Many such examples, but the best learning happens on the go - and they are far more powerful. Doesn't mean that is the only way to do it, but if there is a way to replicate 80% of it, you have got it. But human survival instinct knows that a simulation is a simulation and reality is reality. Which is why the army trains its people so much in simulated environments that reality is actually easier than the simulated environment (that is overstated for the bullets are real in reality).
Learning from other life experiences, learning from elders, learning what to do from good managers, learning what not to do from bad...life is full of them.
And that is interesting, none of them are trainings (the metallurgy was a class, the teachers were all in classroom trainings and mostly about preparation for exams - the martial arts was a learn/do, learn/do sequence and of course, very effective)! That is food for thought for us learning experience developers eh? But that is not surprising is it. Because a training is not about getting everything done.
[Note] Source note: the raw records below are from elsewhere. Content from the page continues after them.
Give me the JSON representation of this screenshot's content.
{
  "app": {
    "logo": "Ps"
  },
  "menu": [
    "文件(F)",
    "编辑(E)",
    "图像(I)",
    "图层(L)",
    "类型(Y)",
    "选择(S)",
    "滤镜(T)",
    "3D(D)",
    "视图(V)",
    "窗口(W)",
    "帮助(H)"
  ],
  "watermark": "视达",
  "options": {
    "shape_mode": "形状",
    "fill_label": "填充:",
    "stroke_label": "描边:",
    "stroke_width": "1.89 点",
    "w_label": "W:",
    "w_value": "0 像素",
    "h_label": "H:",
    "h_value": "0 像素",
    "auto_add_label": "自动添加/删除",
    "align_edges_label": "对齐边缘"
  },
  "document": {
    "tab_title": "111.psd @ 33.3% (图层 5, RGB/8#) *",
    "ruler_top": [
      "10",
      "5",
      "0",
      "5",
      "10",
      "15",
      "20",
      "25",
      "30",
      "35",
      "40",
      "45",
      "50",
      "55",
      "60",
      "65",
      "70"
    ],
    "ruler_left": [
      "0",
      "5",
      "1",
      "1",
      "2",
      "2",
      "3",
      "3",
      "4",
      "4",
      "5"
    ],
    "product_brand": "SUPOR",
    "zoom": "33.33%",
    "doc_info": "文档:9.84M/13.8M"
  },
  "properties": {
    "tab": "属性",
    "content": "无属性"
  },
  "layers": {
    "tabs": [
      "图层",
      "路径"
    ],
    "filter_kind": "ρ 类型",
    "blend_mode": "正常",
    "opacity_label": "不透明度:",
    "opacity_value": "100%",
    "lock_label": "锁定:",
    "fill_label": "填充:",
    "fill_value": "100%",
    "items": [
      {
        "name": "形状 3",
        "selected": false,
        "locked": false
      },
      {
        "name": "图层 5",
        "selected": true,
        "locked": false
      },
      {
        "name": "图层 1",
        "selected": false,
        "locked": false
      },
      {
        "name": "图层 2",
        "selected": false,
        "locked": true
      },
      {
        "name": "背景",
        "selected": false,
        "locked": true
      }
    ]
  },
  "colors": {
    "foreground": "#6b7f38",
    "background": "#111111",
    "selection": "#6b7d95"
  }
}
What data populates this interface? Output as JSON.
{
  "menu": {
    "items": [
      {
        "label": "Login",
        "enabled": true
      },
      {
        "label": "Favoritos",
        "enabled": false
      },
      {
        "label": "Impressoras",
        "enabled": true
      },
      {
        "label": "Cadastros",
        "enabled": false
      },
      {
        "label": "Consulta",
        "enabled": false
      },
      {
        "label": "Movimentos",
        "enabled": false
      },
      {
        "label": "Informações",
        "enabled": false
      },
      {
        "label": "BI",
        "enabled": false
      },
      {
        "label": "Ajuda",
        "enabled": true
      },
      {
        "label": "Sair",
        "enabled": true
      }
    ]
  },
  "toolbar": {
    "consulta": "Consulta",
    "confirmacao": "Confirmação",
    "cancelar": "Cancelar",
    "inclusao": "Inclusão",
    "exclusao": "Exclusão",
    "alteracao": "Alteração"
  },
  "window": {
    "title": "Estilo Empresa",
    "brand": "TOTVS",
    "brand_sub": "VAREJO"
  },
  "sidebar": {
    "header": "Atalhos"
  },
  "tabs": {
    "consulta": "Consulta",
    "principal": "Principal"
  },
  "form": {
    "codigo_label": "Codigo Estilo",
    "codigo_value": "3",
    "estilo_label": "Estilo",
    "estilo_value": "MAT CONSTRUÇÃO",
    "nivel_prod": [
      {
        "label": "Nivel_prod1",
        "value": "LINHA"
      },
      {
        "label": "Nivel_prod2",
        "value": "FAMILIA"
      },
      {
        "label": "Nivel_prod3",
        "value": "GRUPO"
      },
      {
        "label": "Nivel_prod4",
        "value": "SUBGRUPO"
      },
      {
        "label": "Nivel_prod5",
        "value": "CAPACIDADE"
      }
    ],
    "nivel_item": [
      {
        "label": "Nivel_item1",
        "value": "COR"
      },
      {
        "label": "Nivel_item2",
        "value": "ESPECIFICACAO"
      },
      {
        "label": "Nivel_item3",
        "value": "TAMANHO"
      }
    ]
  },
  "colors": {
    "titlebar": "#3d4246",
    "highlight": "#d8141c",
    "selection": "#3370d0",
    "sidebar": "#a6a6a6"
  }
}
So, what does a training do? A training can only give you the tools. What you do with it is what makes a learning experience and a reality. The training given at the right time can take you to a different level. But there are certain situations where training cannot be given that way - because reality is way too fast to take a training break. Trainings can be good and fun too.
So, what is a training? It can give you the practice, the help, the tools, the coaching before the big match (or exam or project or sale). Ultimately the big match has to be played by the participant and the learning experience has to be measured there.
(Training) I can only show you the door, you have to walk through it.
So, how to make those practice, the tools, the coaching stick? Work well? Isn't that our job!
So, where does that leave training? Is there no value for training at all? Not all. Each of these swimming with the sharks experience could have been made smoother with some training. That is the value of training. Every realtime mistake costs the company time and money, not to mention stress. And that is the ultimate takeaway for us in the learning profession. What is the business problem you are trying to solve?